(Reuters) - U.S. packaged foods group General Mills Inc (GIS.N) estimated third-quarter earnings below analysts’ expectations as it faces increased competition from store brands and spends more on marketing its yogurts.
Shares of the company, known for its Yoplait yogurt, Cheerios cereal and Haagen-Dazs ice cream, fell 2 percent in early trading on the New York Stock Exchange.
General Mills and rivals such as Kellogg Co (K.N) and Campbell Soup Co (CPB.N) have been battling increasing competition from cheaper store-branded foods as shoppers look for bargains amid lingering economic uncertainty.
“The weakness in the quarter is not altogether surprising given the trends across U.S. packaged food,” BMO Capital Markets analyst Kenneth Zaslow wrote in a note to clients.

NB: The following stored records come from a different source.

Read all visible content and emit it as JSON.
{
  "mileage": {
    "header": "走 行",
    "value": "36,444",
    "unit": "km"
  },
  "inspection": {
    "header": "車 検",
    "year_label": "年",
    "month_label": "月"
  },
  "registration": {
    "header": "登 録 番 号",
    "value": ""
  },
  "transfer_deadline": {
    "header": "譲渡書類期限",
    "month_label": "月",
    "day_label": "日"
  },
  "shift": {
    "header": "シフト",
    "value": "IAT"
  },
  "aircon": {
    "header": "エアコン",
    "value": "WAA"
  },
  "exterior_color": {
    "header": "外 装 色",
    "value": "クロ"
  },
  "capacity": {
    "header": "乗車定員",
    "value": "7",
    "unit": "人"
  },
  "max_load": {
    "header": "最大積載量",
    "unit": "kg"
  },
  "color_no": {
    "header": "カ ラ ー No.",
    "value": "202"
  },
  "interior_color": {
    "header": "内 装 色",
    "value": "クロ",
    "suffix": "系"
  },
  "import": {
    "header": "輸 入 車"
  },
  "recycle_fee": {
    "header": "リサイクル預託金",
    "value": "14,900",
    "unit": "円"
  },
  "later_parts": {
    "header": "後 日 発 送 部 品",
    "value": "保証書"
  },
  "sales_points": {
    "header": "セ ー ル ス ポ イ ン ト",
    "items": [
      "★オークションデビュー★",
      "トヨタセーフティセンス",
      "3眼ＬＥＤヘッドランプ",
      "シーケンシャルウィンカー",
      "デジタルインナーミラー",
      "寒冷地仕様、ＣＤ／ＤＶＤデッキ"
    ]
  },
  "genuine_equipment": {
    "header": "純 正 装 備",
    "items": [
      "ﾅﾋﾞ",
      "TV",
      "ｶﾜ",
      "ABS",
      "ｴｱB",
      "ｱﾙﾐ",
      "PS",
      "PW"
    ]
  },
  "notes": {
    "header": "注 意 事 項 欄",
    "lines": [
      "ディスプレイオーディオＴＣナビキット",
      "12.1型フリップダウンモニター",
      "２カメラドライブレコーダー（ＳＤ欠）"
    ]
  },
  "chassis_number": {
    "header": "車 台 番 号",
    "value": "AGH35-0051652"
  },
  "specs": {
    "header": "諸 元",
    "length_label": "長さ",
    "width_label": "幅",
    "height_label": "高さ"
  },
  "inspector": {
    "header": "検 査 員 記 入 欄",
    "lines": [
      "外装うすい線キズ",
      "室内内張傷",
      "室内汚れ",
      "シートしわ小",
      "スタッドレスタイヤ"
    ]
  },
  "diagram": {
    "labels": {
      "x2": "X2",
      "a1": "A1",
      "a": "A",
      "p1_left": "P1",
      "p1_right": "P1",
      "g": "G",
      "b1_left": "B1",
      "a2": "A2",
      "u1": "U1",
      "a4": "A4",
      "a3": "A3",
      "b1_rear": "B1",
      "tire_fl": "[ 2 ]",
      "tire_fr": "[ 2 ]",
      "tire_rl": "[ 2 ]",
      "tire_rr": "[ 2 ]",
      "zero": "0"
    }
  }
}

“However, the magnitude of the weakness is greater than we anticipated.”
General Mills, which also makes Betty Crocker dessert mixes, said sales and operating profit for the third quarter ended February 23 will reflect about 1 percent lower volume.
It noted that the decline was in line with recent food industry trends in developed markets.
The company said it expects adjusted earnings of 61-62 cents per share for the third quarter.
Analysts on average expect a profit of 68 cents per share, according to Thomson Reuters I/B/E/S.
General Mills also said it expects third-quarter operating profit for its U.S. retail business, its largest by revenue, to be 10-11 percent below year-ago results.
The company, which reaffirmed its adjusted earnings forecast for the year, will report third-quarter results on March 19.
General Mills’ shares were down 2 percent at $50.01 in morning trading. They have risen about 10 percent in the past year.